After that, you can download the following packages easily through:
pip install {package name}
for each package.
Or you can simply run:
pip install -r requirement.txt
-
colorama
-
gym
-
matplotlib
-
numpy
-
pygame
-
pandas
-
tqdm
you can play our maze game through the following code:
python maze_play_v1.py -m human_control {other command line arguments}
then you can use your arrow keys to control the little bear to home. You can add more command line arguments(cla) after that to try more cases, and the cla will be introduced later.
you can watch our maze game playing by gym through the following code:
python maze_play_v2.py -m human_view {other command line arguments}
then you can see the little bear will start walking randomly, and may not be able to find the path after many tries. That's why we need the training to let it know how to get back home.
you can train our Q-Learning model through the following code:
python maze_train_v3.py {other command line arguments}
then the program will start to learn how to find the path.The efficiency and results of training depend on the set maximum steps and training times.
you can test our Q-Learning model through the following code:
python maze_qtest.py {other command line arguments}
it will output the total success rate after 1000 times tries.

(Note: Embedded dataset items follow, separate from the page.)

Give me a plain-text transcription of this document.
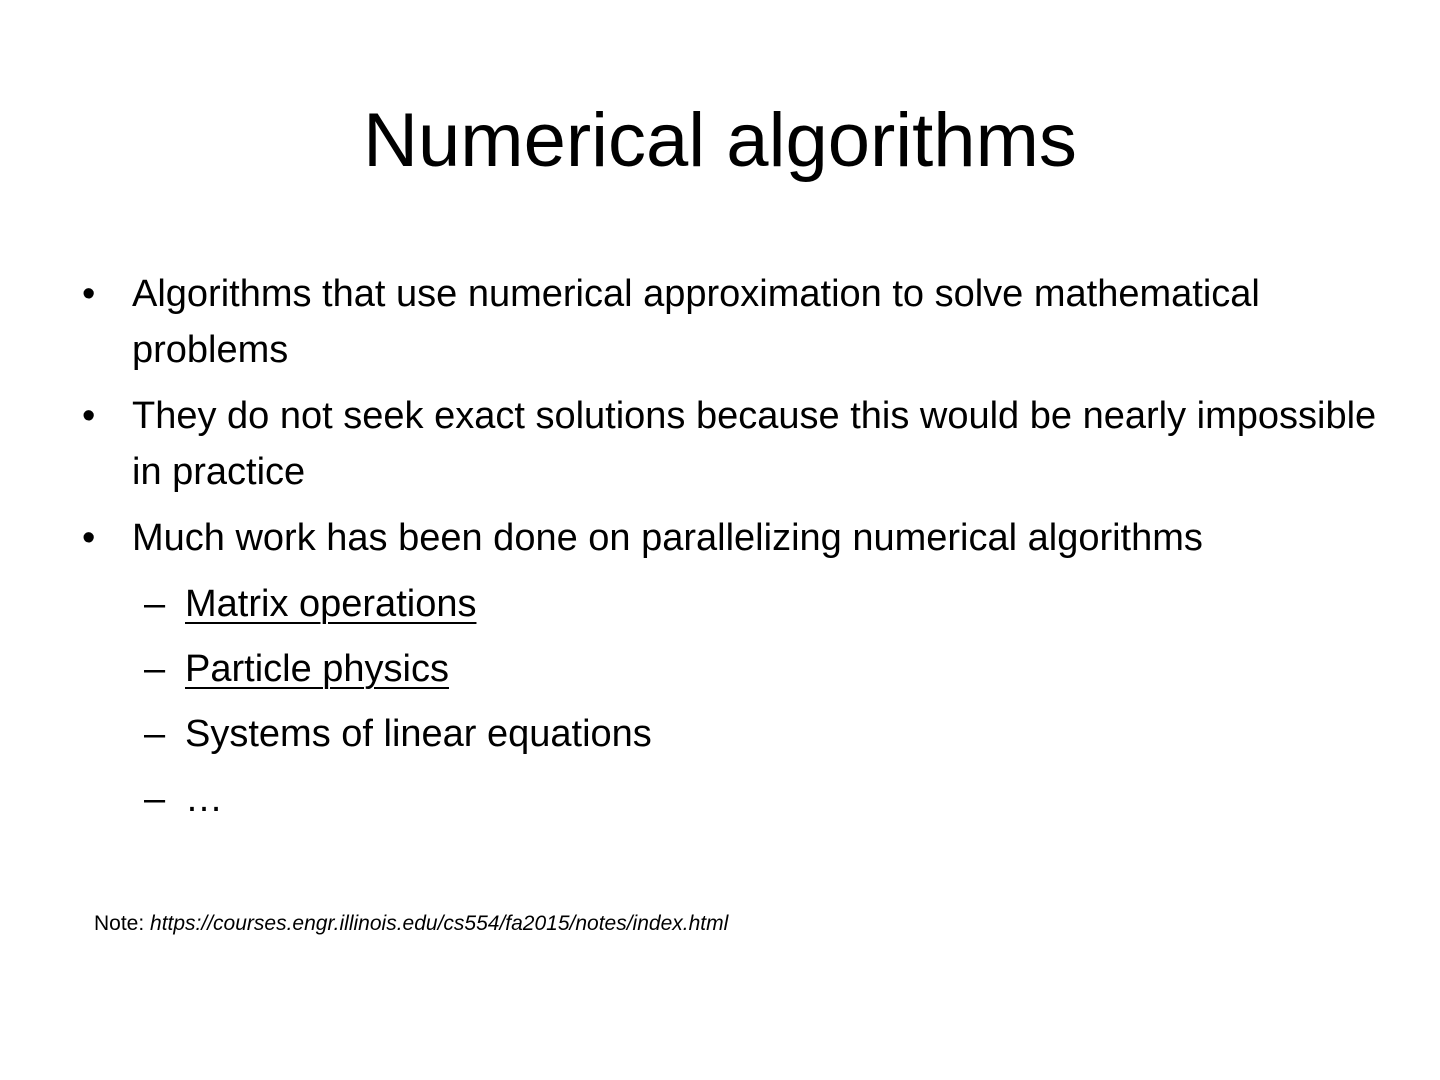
Numerical algorithms
• Algorithms that use numerical approximation to solve mathematical problems
• They do not seek exact solutions because this would be nearly impossible in practice
• Much work has been done on parallelizing numerical algorithms
– Matrix operations
– Particle physics
– Systems of linear equations
– …
Note: https://courses.engr.illinois.edu/cs554/fa2015/notes/index.html
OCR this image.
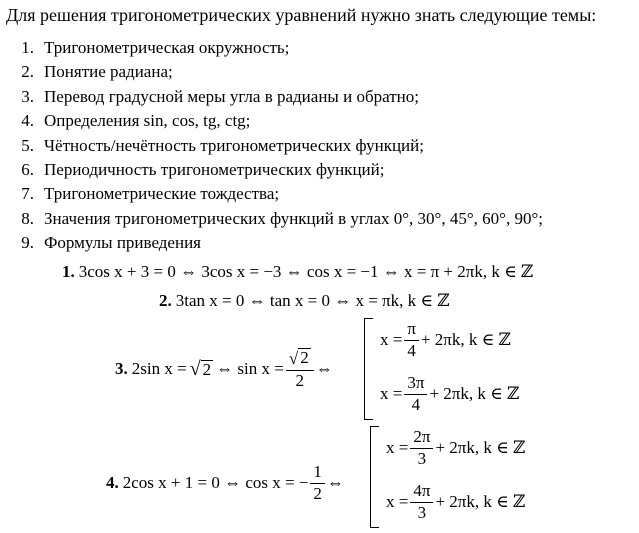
Для решения тригонометрических уравнений нужно знать следующие темы:
1. Тригонометрическая окружность;
2. Понятие радиана;
3. Перевод градусной меры угла в радианы и обратно;
4. Определения sin, cos, tg, ctg;
5. Чётность/нечётность тригонометрических функций;
6. Периодичность тригонометрических функций;
7. Тригонометрические тождества;
8. Значения тригонометрических функций в углах 0°, 30°, 45°, 60°, 90°;
9. Формулы приведения
1. 3cos x + 3 = 0 ⇔ 3cos x = −3 ⇔ cos x = −1 ⇔ x = π + 2πk, k ∈ ℤ
2. 3tan x = 0 ⇔ tan x = 0 ⇔ x = πk, k ∈ ℤ
3. 2sin x = √ 2 ⇔ $\sin x = \frac{√ 2}{2}$ ⇔
$x = \frac{\pi}{4} + 2\pi k$, k ∈ ℤ
$x = \frac{3\pi}{4} + 2\pi k$, k ∈ ℤ
4. 2cos x + 1 = 0 ⇔ cos x = − $\frac{1}{2}$ ⇔
$x = \frac{2\pi}{3} + 2\pi k$, k ∈ ℤ
$x = \frac{4\pi}{3} + 2\pi k$, k ∈ ℤ
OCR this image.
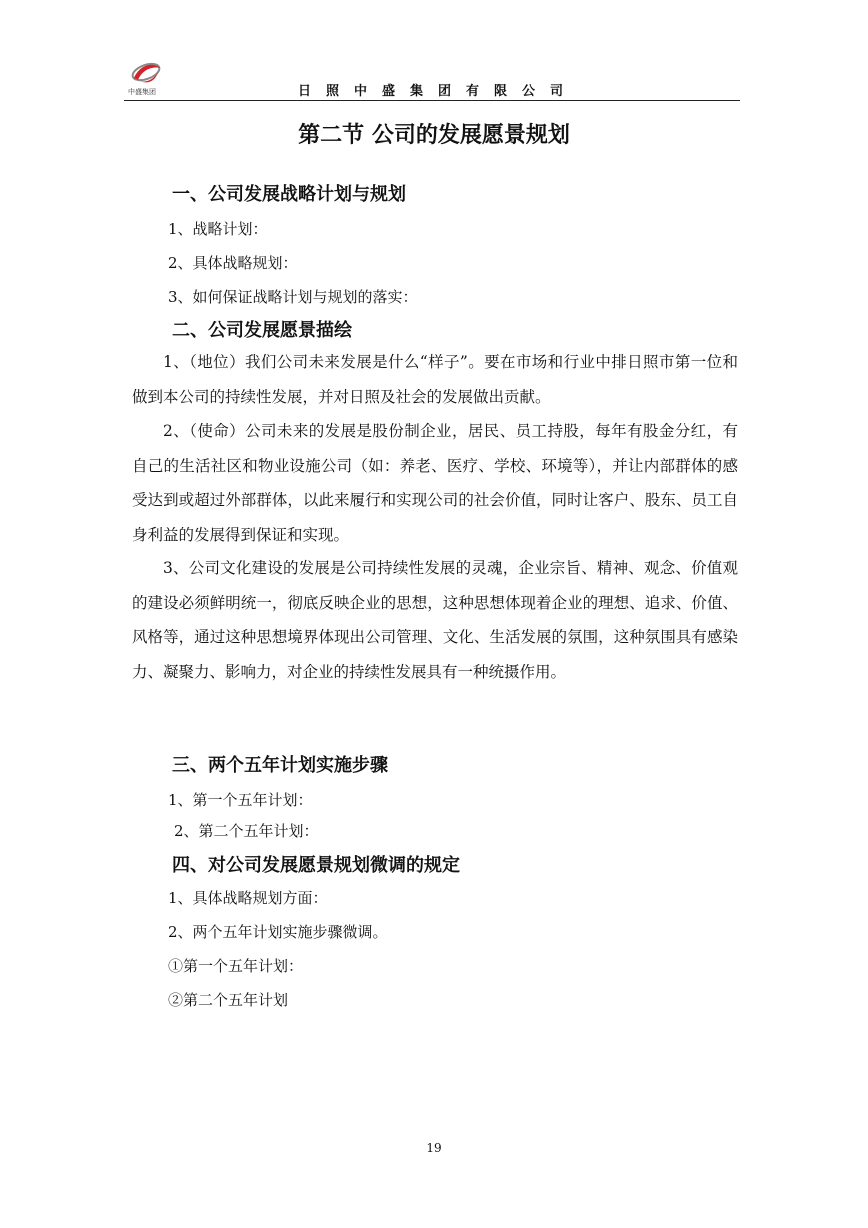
中盛集团	日照中盛集团有限公司
第二节 公司的发展愿景规划
一、公司发展战略计划与规划
1、战略计划：
2、具体战略规划：
3、如何保证战略计划与规划的落实：
二、公司发展愿景描绘
1、（地位）我们公司未来发展是什么“样子”。要在市场和行业中排日照市第一位和做到本公司的持续性发展，并对日照及社会的发展做出贡献。
2、（使命）公司未来的发展是股份制企业，居民、员工持股，每年有股金分红，有自己的生活社区和物业设施公司（如：养老、医疗、学校、环境等），并让内部群体的感受达到或超过外部群体，以此来履行和实现公司的社会价值，同时让客户、股东、员工自身利益的发展得到保证和实现。
3、公司文化建设的发展是公司持续性发展的灵魂，企业宗旨、精神、观念、价值观的建设必须鲜明统一，彻底反映企业的思想，这种思想体现着企业的理想、追求、价值、风格等，通过这种思想境界体现出公司管理、文化、生活发展的氛围，这种氛围具有感染力、凝聚力、影响力，对企业的持续性发展具有一种统摄作用。
三、两个五年计划实施步骤
1、第一个五年计划：
2、第二个五年计划：
四、对公司发展愿景规划微调的规定
1、具体战略规划方面：
2、两个五年计划实施步骤微调。
①第一个五年计划：
②第二个五年计划
19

Name or Flags | Type | Description | Choices | Metavar | Default |
---|---|---|---|---|---|
-m, --mode | str | The render mode | human_view, human_control,rgb_array | None | rgb_array |
-w, --width | int | The grid width | range(9,16) | [9 – 15] | 9 |
-he, --height | int | The grid height | range(9,16) | [9 – 15] | 14 |
-s, --seed | int | The seed for random number generator | None | None | None |
-e, --episodes | int | The number of episodes | None | None | 1000 |
-ms, --max_steps | int | The maximum number of steps in an episode | None | None | 100 |
-fps, --fps | int | The rendering speed in frames per second | None | None | None |
-f, --file | str | The file name of the Q-table file | None | None | None |
Some part of our code(the function init_maze and surroundingCells) in maze_env.py
are from https://github.com/OrWestSide/python-scripts/blob/master/maze.py, we use it to generate our maze board.